Stanford School of Medicine, Department of Psychiatry and Behavioral Sciences, Stanford, CA, USA.
Proc IEEE Int Conf Acoust Speech Signal Process. 2023 Jun;2023. doi: 10.1109/icassp49357.2023.10095942. Epub 2023 May 5.
In this paper, we propose a method for removing linguistic information from speech for the purpose of isolating paralinguistic indicators of affect. The immediate utility of this method lies in clinical tests of sensitivity to vocal affect that are not confounded by language, which is impaired in a variety of clinical populations. The method is based on simultaneous recordings of speech audio and electroglotto-graphic (EGG) signals. The speech audio signal is used to estimate the average vocal tract filter response and amplitude envelop. The EGG signal supplies a direct correlate of voice source activity that is mostly independent of phonetic articulation. These signals are used to create a third signal designed to capture as much paralinguistic information from the vocal production system as possible-maximizing the retention of bioacoustic cues to affect-while eliminating phonetic cues to verbal meaning.
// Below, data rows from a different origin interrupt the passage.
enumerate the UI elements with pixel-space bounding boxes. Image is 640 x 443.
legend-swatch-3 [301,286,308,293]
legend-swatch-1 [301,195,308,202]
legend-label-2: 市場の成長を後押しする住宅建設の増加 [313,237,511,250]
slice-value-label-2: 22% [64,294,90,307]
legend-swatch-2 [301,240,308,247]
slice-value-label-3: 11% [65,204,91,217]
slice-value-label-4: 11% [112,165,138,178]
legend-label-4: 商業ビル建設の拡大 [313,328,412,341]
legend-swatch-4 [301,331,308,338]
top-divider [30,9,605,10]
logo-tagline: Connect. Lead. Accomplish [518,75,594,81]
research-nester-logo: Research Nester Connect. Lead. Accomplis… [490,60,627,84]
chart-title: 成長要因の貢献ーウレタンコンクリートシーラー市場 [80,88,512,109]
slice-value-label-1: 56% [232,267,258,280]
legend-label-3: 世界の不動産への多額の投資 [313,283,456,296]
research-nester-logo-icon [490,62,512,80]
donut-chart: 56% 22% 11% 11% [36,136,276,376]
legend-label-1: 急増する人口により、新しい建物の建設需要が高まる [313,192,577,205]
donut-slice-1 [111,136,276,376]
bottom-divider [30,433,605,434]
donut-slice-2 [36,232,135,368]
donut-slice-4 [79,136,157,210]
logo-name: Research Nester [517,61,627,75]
To evaluate the success of this method, we studied the perception of corresponding speech audio and transformed EGG signals in an affect rating experiment with online listeners. The results show a high degree of similarity in the perceived affect of matched signals, indicating that our method is effective.
在本文中,我们提出了一种从语音中去除语言信息的方法,目的是分离情感的副语言指标。该方法的直接效用在于对声音情感敏感性的临床测试,这些测试不会受到语言的干扰,而语言在各种临床人群中都存在受损情况。该方法基于语音音频和电声门图(EGG)信号的同步记录。语音音频信号用于估计平均声道滤波器响应和幅度包络。EGG信号提供了与声源活动直接相关的信息,该信息大多独立于语音发音。这些信号用于创建第三个信号,旨在从发声系统中尽可能多地捕获副语言信息——最大限度地保留影响情感的生物声学线索,同时消除语音意义的语音线索。为了评估该方法的成功性,我们在一项有在线听众参与的情感评级实验中研究了对相应语音音频和变换后的EGG信号的感知。结果表明,匹配信号在感知情感方面具有高度相似性,表明我们的方法是有效的。